11. A method, comprising : computing a first spectrogram of a first audio file; computing a second spectrogram of a second audio file generated from a digital note file; computing a mapping between first spectra of the first spectrogram and respective second spectra of the second spectrogram that minimizes a distance measure under predefined constraints; and based on the mapping, shifting, and adjusting respective durations of, notes in the digital note file so as to increase an alignment of the notes with the first audio file.

12. The method according to claim 11, wherein the digital note file includes a Musical Instrument Digital Interface (MIDI) file.

13. The method according to claim 11, wherein first spectrogram includes a first short-time Fourier transform (STFT) spectrogram and the second spectrogram includes a second STFT 16 spectrogram.

14. The method according to any one of claims 11-13, wherein computing the first spectrogram and second spectrogram comprises: computing a first time-localized frequency transform of the first audio file and a second time-localized frequency transform of the second audio file; filtering each of the first time-localized frequency transform and second time-localized frequency transform so as to emphasize frequencies of musical notes; and computing the first spectrogram and second spectrogram from the filtered first time- localized frequency transform and filtered second time-localized frequency transform, respectively.

15. The method according to claim 14, wherein filtering each of the first time- localized frequency transform and second time-localized frequency transform comprises filtering each of the first time-localized frequency transform and second time-localized frequency transform using a bank of Gaussian filters, each of the filters being centered at a respective one of the frequencies.

16. The method according to any one of claims 11-13, wherein the distance measure is a function of respective local distances between pairs of spectra mapped to one another.

17. The method according to claim 16, wherein each of the local distances is a Minkowski distance.

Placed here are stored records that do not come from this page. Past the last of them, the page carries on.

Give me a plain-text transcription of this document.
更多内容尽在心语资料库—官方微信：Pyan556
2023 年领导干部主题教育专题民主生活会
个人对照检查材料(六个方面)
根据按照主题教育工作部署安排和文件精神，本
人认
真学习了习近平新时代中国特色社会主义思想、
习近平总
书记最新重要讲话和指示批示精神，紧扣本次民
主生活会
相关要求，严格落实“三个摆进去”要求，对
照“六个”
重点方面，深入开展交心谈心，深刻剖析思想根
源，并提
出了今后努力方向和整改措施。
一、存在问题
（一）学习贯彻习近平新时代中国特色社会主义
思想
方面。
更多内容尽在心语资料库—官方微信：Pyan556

18. The method according to any one of claims 11-13, wherein computing the mapping comprises: computing a KI x K2 or K2 x KI matrix D’, which is equal to or derived from another matrix of which an (i, j) or (j, i) element is a local distance between an i^l11 spectrum of the first spectra and a j^l11 spectrum of the second spectra for 1 < i < KI and 1 < j < K2, KI and K2 being respective numbers of the first spectra and the second spectra; computing a non-reversing path from D’[l, 1] to D’ [K1, K2] or to D’[K2, KI] that minimizes a sum of elements of D’ through which the path passes; and for each of the elements of D’ through which the path passes, mapping a pair of spectra corresponding to the element to one another.

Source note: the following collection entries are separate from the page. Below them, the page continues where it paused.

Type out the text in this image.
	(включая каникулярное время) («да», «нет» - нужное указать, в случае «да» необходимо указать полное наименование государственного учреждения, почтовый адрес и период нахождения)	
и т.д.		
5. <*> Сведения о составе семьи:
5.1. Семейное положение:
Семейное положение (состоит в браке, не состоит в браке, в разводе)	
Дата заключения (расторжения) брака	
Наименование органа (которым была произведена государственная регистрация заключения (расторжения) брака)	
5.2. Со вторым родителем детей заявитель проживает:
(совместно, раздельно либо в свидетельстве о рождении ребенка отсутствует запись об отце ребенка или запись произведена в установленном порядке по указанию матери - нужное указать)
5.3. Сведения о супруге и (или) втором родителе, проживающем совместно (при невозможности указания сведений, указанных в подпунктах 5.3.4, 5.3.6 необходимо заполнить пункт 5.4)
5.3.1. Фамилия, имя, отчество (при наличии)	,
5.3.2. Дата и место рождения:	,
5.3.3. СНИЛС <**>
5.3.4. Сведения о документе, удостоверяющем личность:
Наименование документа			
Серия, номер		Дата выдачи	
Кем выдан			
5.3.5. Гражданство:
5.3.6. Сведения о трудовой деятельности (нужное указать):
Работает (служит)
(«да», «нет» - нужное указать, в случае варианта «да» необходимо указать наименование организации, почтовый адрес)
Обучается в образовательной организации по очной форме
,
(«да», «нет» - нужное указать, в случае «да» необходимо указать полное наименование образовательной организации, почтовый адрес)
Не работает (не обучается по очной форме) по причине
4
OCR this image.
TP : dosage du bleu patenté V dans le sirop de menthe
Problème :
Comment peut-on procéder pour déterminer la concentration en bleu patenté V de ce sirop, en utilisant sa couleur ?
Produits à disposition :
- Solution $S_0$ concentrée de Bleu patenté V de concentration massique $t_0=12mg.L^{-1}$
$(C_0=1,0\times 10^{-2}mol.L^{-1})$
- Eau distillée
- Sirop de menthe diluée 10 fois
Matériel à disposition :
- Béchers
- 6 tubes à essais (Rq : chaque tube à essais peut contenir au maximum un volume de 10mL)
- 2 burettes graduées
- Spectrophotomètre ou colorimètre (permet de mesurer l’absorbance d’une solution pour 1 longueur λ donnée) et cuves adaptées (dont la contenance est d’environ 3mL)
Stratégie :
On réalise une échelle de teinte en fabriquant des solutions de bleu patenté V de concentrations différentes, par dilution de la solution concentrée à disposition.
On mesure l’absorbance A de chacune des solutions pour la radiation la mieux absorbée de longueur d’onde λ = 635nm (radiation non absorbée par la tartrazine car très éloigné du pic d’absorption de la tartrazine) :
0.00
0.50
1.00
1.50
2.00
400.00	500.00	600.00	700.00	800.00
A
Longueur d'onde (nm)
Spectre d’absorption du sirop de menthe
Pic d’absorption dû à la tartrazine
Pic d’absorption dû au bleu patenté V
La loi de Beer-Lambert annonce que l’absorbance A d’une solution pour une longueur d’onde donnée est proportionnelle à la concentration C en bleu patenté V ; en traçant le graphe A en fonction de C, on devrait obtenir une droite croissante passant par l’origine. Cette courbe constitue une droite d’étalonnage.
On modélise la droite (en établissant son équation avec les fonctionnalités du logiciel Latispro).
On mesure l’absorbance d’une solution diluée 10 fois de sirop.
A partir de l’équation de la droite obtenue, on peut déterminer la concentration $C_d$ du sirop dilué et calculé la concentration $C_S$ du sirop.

19. The method according to any one of claims 11-13, further comprising, prior to modifying the digital note file, smoothing the mapping by fitting the mapping to a piecewise linear function including one or more linear segments. 17

20. The method according to claim 19, further comprising identifying one or more points in the mapping at which a second derivative of the mapping is not within a predefined range, wherein the piecewise linear function includes multiple linear segments joined to each other at respective coordinates of the identified points representing the second spectrogram.

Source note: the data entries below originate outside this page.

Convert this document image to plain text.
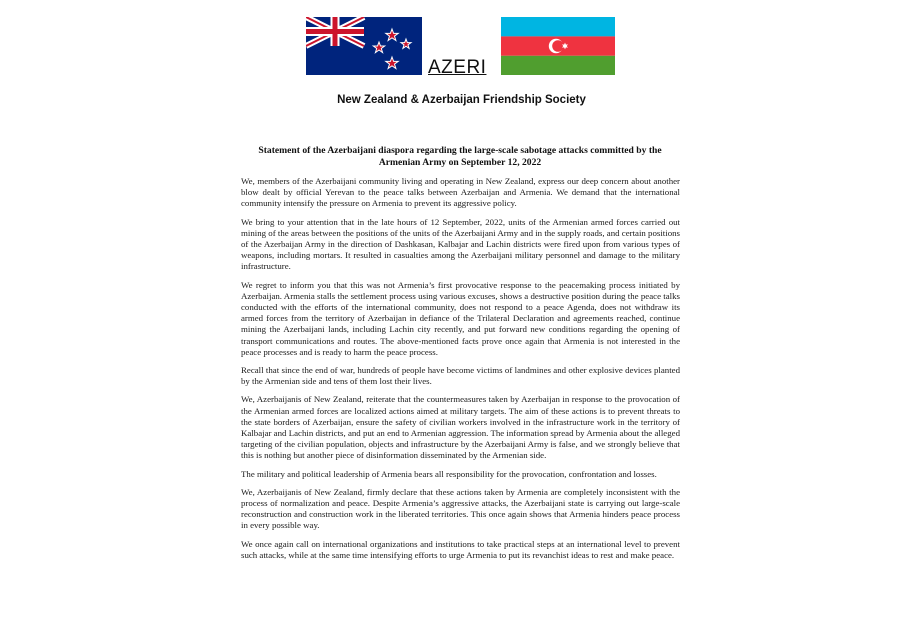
AZERI
New Zealand & Azerbaijan Friendship Society
Statement of the Azerbaijani diaspora regarding the large-scale sabotage attacks committed by the
Armenian Army on September 12, 2022

We, members of the Azerbaijani community living and operating in New Zealand, express our deep concern about another blow dealt by official Yerevan to the peace talks between Azerbaijan and Armenia. We demand that the international community intensify the pressure on Armenia to prevent its aggressive policy.

We bring to your attention that in the late hours of 12 September, 2022, units of the Armenian armed forces carried out mining of the areas between the positions of the units of the Azerbaijani Army and in the supply roads, and certain positions of the Azerbaijan Army in the direction of Dashkasan, Kalbajar and Lachin districts were fired upon from various types of weapons, including mortars. It resulted in casualties among the Azerbaijani military personnel and damage to the military infrastructure.

We regret to inform you that this was not Armenia’s first provocative response to the peacemaking process initiated by Azerbaijan. Armenia stalls the settlement process using various excuses, shows a destructive position during the peace talks conducted with the efforts of the international community, does not respond to a peace Agenda, does not withdraw its armed forces from the territory of Azerbaijan in defiance of the Trilateral Declaration and agreements reached, continue mining the Azerbaijani lands, including Lachin city recently, and put forward new conditions regarding the opening of transport communications and routes. The above-mentioned facts prove once again that Armenia is not interested in the peace processes and is ready to harm the peace process.

Recall that since the end of war, hundreds of people have become victims of landmines and other explosive devices planted by the Armenian side and tens of them lost their lives.

We, Azerbaijanis of New Zealand, reiterate that the countermeasures taken by Azerbaijan in response to the provocation of the Armenian armed forces are localized actions aimed at military targets. The aim of these actions is to prevent threats to the state borders of Azerbaijan, ensure the safety of civilian workers involved in the infrastructure work in the territory of Kalbajar and Lachin districts, and put an end to Armenian aggression. The information spread by Armenia about the alleged targeting of the civilian population, objects and infrastructure by the Azerbaijani Army is false, and we strongly believe that this is nothing but another piece of disinformation disseminated by the Armenian side.

The military and political leadership of Armenia bears all responsibility for the provocation, confrontation and losses.

We, Azerbaijanis of New Zealand, firmly declare that these actions taken by Armenia are completely inconsistent with the process of normalization and peace. Despite Armenia’s aggressive attacks, the Azerbaijani state is carrying out large-scale reconstruction and construction work in the liberated territories. This once again shows that Armenia hinders peace process in every possible way.

We once again call on international organizations and institutions to take practical steps at an international level to prevent such attacks, while at the same time intensifying efforts to urge Armenia to put its revanchist ideas to rest and make peace.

21. A computer software product comprising a tangible non-transitory computer-readable medium in which program instructions are stored, which instructions, when read by a processor, cause the processor to: compute a first spectrogram of a first audio file, compute a second spectrogram of a second audio file generated from a digital note file, compute a mapping between first spectra of the first spectrogram and respective second spectra of the second spectrogram that minimizes a distance measure under predefined constraints, and based on the mapping, shift, and adjust respective durations of, notes in the digital note file so as to increase an alignment of the notes with the first audio file.